Raleigh, N.C. — State House Speaker Thom Tillis, the Republican U.S. senator-elect from North Carolina, spoke about immigration and the Islamic State during an appearance on CBS' "Face the Nation" this weekend.
Along with Gary Peters, a Michigan Democrat who will move from the House to the Senate, Tillis fielded questions from host Norah O'Donnell as part of a panel looking forward to the new Congress that begins in January, in which Republicans will keep control of the House and take over the Senate.
"The American people did not give Republicans a mandate, they gave us a chance," Tillis said when asked what North Carolina got for hosting what was the most expensive U.S. Senate campaign in the nation.
Tillis said he believed Republicans and Democrats could work together on issues such as preserving and fostering manufacturing jobs.
While Tillis spoke about the need to cooperate with Democrats, he also said that he hoped President Barack Obama would compromise as well, starting with his new nominee for secretary of Defense to succeed Chuck Hagel.

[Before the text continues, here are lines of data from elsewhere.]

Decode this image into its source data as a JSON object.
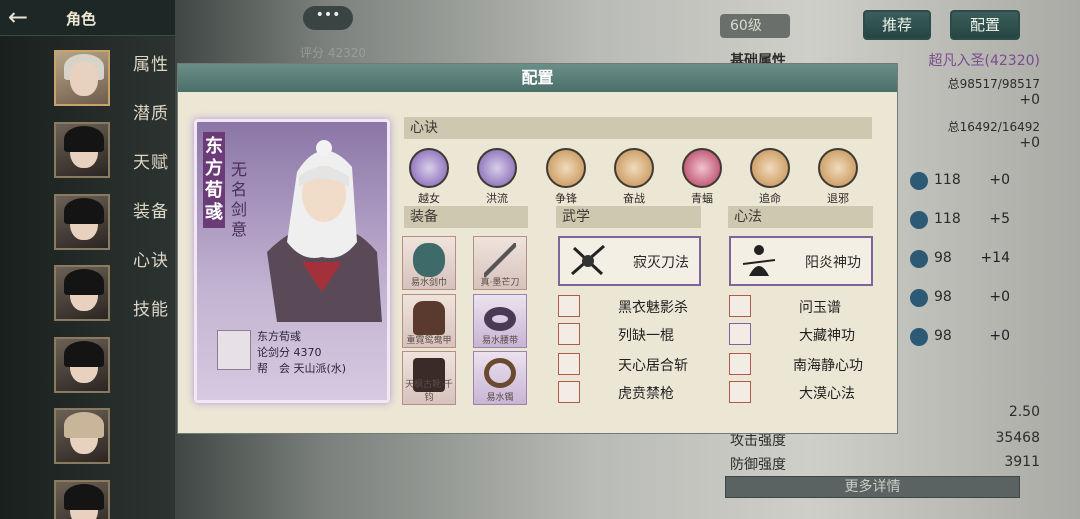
{
  "nav": {
    "back_icon": "arrow-left-icon",
    "title": "角色",
    "categories": [
      "属性",
      "潜质",
      "天赋",
      "装备",
      "心诀",
      "技能"
    ]
  },
  "top": {
    "score_label": "评分 42320",
    "chat_icon": "ellipsis-icon",
    "level": "60级",
    "btn_recommend": "推荐",
    "btn_config": "配置"
  },
  "stats": {
    "base_label": "基础属性",
    "rank": "超凡入圣(42320)",
    "hp_prefix": "总",
    "hp": "98517/98517",
    "hp_delta": "+0",
    "mp_prefix": "总",
    "mp": "16492/16492",
    "mp_delta": "+0",
    "attrs": [
      {
        "n": "118",
        "d": "+0"
      },
      {
        "n": "118",
        "d": "+5"
      },
      {
        "n": "98",
        "d": "+14"
      },
      {
        "n": "98",
        "d": "+0"
      },
      {
        "n": "98",
        "d": "+0"
      }
    ],
    "crit": "2.50",
    "attack_label": "攻击强度",
    "attack": "35468",
    "defense_label": "防御强度",
    "defense": "3911",
    "more": "更多详情"
  },
  "modal": {
    "title": "配置",
    "card": {
      "name": "东方荀彧",
      "title": "无名剑意",
      "info_name": "东方荀彧",
      "info_score": "论剑分 4370",
      "info_guild": "帮　会 天山派(水)"
    },
    "xinjue_label": "心诀",
    "xinjue": [
      {
        "name": "越女",
        "color": "#7a5ab0"
      },
      {
        "name": "洪流",
        "color": "#7a5ab0"
      },
      {
        "name": "争锋",
        "color": "#c08a4a"
      },
      {
        "name": "奋战",
        "color": "#c08a4a"
      },
      {
        "name": "青蝠",
        "color": "#b0365a"
      },
      {
        "name": "追命",
        "color": "#c08a4a"
      },
      {
        "name": "退邪",
        "color": "#c08a4a"
      }
    ],
    "equip_label": "装备",
    "equips": [
      {
        "label": "易水剑巾",
        "style": "red"
      },
      {
        "label": "真·墨芒刀",
        "style": "red"
      },
      {
        "label": "重霓鸳鸯甲",
        "style": "red"
      },
      {
        "label": "易水腰带",
        "style": "purple"
      },
      {
        "label": "天枫古靴·千钧",
        "style": "red"
      },
      {
        "label": "易水镯",
        "style": "purple"
      }
    ],
    "wuxue_label": "武学",
    "wuxue_main": "寂灭刀法",
    "wuxue_list": [
      "黑衣魅影杀",
      "列缺一棍",
      "天心居合斩",
      "虎贲禁枪"
    ],
    "xinfa_label": "心法",
    "xinfa_main": "阳炎神功",
    "xinfa_list": [
      "问玉谱",
      "大藏神功",
      "南海静心功",
      "大漠心法"
    ]
  }
}
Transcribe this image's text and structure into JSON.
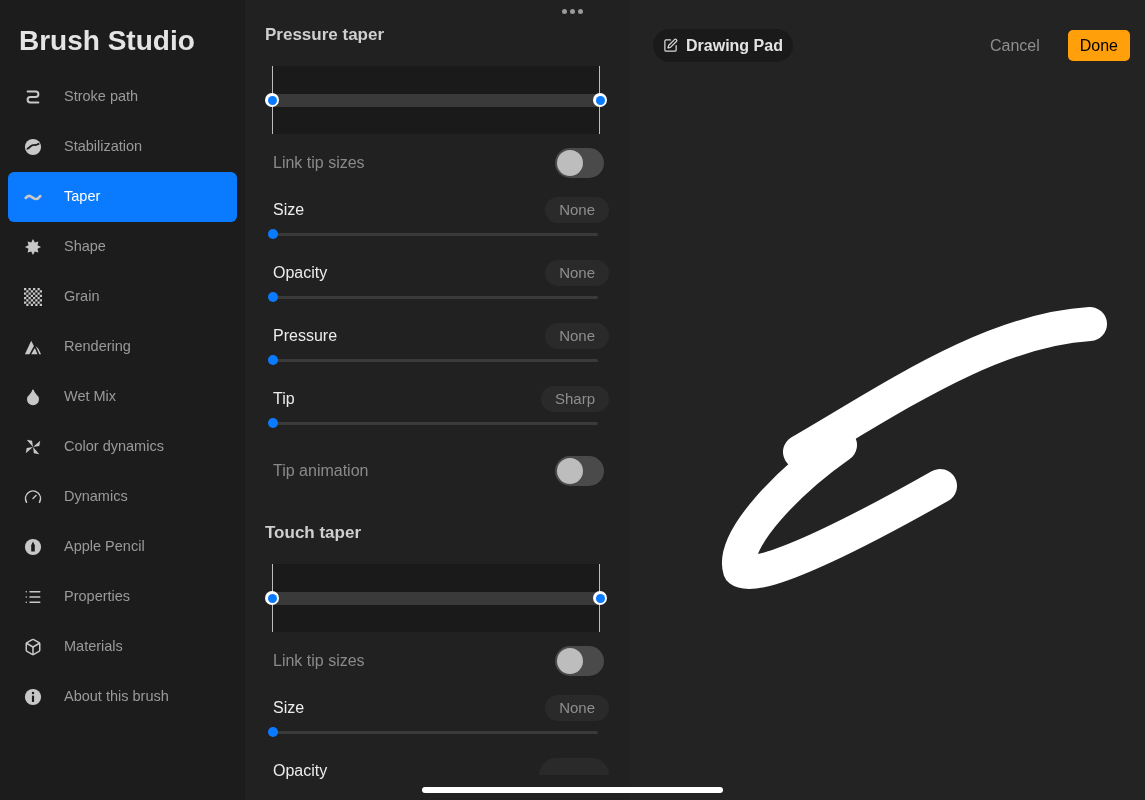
{
  "sidebar": {
    "title": "Brush Studio",
    "items": [
      {
        "label": "Stroke path",
        "selected": false
      },
      {
        "label": "Stabilization",
        "selected": false
      },
      {
        "label": "Taper",
        "selected": true
      },
      {
        "label": "Shape",
        "selected": false
      },
      {
        "label": "Grain",
        "selected": false
      },
      {
        "label": "Rendering",
        "selected": false
      },
      {
        "label": "Wet Mix",
        "selected": false
      },
      {
        "label": "Color dynamics",
        "selected": false
      },
      {
        "label": "Dynamics",
        "selected": false
      },
      {
        "label": "Apple Pencil",
        "selected": false
      },
      {
        "label": "Properties",
        "selected": false
      },
      {
        "label": "Materials",
        "selected": false
      },
      {
        "label": "About this brush",
        "selected": false
      }
    ]
  },
  "settings": {
    "sections": [
      {
        "title": "Pressure taper",
        "rows": [
          {
            "kind": "toggle",
            "label": "Link tip sizes",
            "on": false,
            "disabled": true
          },
          {
            "kind": "slider",
            "label": "Size",
            "value": "None",
            "level": 0
          },
          {
            "kind": "slider",
            "label": "Opacity",
            "value": "None",
            "level": 0
          },
          {
            "kind": "slider",
            "label": "Pressure",
            "value": "None",
            "level": 0
          },
          {
            "kind": "slider",
            "label": "Tip",
            "value": "Sharp",
            "level": 0
          },
          {
            "kind": "toggle",
            "label": "Tip animation",
            "on": false,
            "disabled": true
          }
        ]
      },
      {
        "title": "Touch taper",
        "rows": [
          {
            "kind": "toggle",
            "label": "Link tip sizes",
            "on": false,
            "disabled": true
          },
          {
            "kind": "slider",
            "label": "Size",
            "value": "None",
            "level": 0
          },
          {
            "kind": "slider",
            "label": "Opacity"
          }
        ]
      }
    ]
  },
  "drawing_pad": {
    "title": "Drawing Pad",
    "buttons": [
      "Cancel",
      "Done"
    ]
  }
}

"I hope that the president puts forth someone who will work for both sides," Tillis said. "I think it's a great opportunity for the president to identify a consensus nominee."
He added that the candidate should be someone who can serve "both ends of Pennsylvania Avenue."
Tillis: President 'set us back' on immigration
"I think it would probably be wise," Tillis said. "That would be a show of good faith from the president, and it would give Congress confidence they are part of the process."
On immigration, Tillis was less optimistic.
"I'm afraid that the president's unilateral action is going to set us back," he said, referring to Obama's administrative orders that will allow some immigrants without proper documents to stay in the United States.
Tillis added that he thought the nation had to take "credible steps" to seal the border before taking other action on immigration.
But Peters said that, if Congress was unhappy with the president's action, the House should move forward with the immigration bill passed by the Senate this year, which won backing from both Republicans and Democrats.
"Instead of wringing their hands about presidential action, the Congress needs to act," Peters said.
Both Tillis and Peters are expected to be sworn in as members of the U.S. Senate on Jan. 14.